THE PHILIPPINES is courting China and Taiwan more aggressively as it seeks to recover from the nearly two-year-old travel ban issued by the Hong Kong government.

A resorts operator in the Visayas, who did not want to be named, said it was targeting group and FIT buyers in China and Taiwan to fill the gap left by a diminishing Hong Kong market, which used to comprise 30 per cent of its total business.

The company is emphasising to the Chinese and Taiwanese markets that the Philippines is a safe destination, especially with additional security measures in place, such as the creation of the Philippine National Police Crisis Action Force.

A Manila travel company, which also requested anonymity, said a positive development is the relaxation of visa policies later this year, which will allow senior citizens to stay in the Philippines for six months while giving them certain discount privileges.

Another welcome move is the extension of visa-free stays for tourists from 166 countries, including China and Taiwan, from 21 days to 30 days.

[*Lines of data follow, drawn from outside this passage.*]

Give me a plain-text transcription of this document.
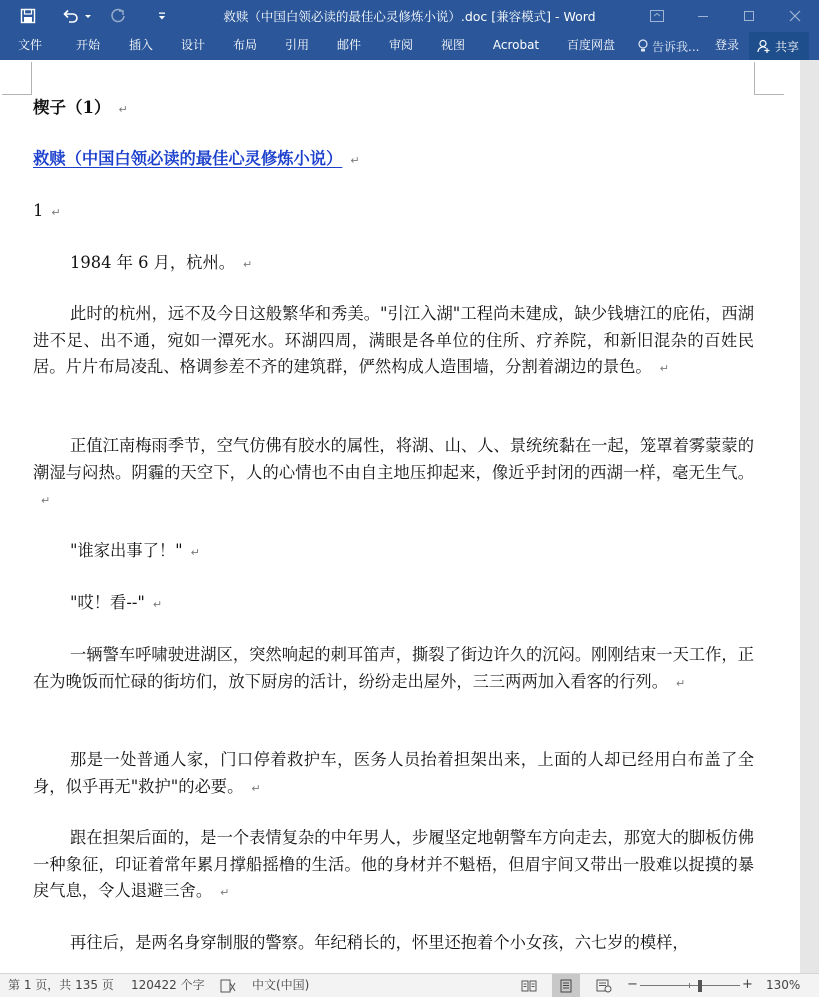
救赎（中国白领必读的最佳心灵修炼小说）.doc [兼容模式] - Word
文件	开始	插入	设计	布局	引用	邮件	审阅	视图	Acrobat	百度网盘	告诉我...	登录	共享
楔子（1） ↵
救赎（中国白领必读的最佳心灵修炼小说） ↵
1 ↵
1984 年 6 月，杭州。 ↵
此时的杭州，远不及今日这般繁华和秀美。"引江入湖"工程尚未建成，缺少钱塘江的庇佑，西湖进不足、出不通，宛如一潭死水。环湖四周，满眼是各单位的住所、疗养院，和新旧混杂的百姓民居。片片布局凌乱、格调参差不齐的建筑群，俨然构成人造围墙，分割着湖边的景色。 ↵
正值江南梅雨季节，空气仿佛有胶水的属性，将湖、山、人、景统统黏在一起，笼罩着雾蒙蒙的潮湿与闷热。阴霾的天空下，人的心情也不由自主地压抑起来，像近乎封闭的西湖一样，毫无生气。↵
"谁家出事了！" ↵
"哎！看--" ↵
一辆警车呼啸驶进湖区，突然响起的刺耳笛声，撕裂了街边许久的沉闷。刚刚结束一天工作，正在为晚饭而忙碌的街坊们，放下厨房的活计，纷纷走出屋外，三三两两加入看客的行列。 ↵
那是一处普通人家，门口停着救护车，医务人员抬着担架出来，上面的人却已经用白布盖了全身，似乎再无"救护"的必要。 ↵
跟在担架后面的，是一个表情复杂的中年男人，步履坚定地朝警车方向走去，那宽大的脚板仿佛一种象征，印证着常年累月撑船摇橹的生活。他的身材并不魁梧，但眉宇间又带出一股难以捉摸的暴戾气息，令人退避三舍。 ↵
再往后，是两名身穿制服的警察。年纪稍长的，怀里还抱着个小女孩，六七岁的模样，
第 1 页，共 135 页 120422 个字	中文(中国)	−	+ 130%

Still, the Philippines’ blacklist status continues to be a challenge for travel experts hoping to sell the destination.

Ken Chang, vice president, Associated Tours Hong Kong, and honorary secretary/treasurer, Hong Kong Association of Travel Agents, said leisure traffic had dropped by 30 to 40 per cent following the incident.

“Insurance companies also refuse to cover any form of travel to the Philippines because of the travel advisory,” he added.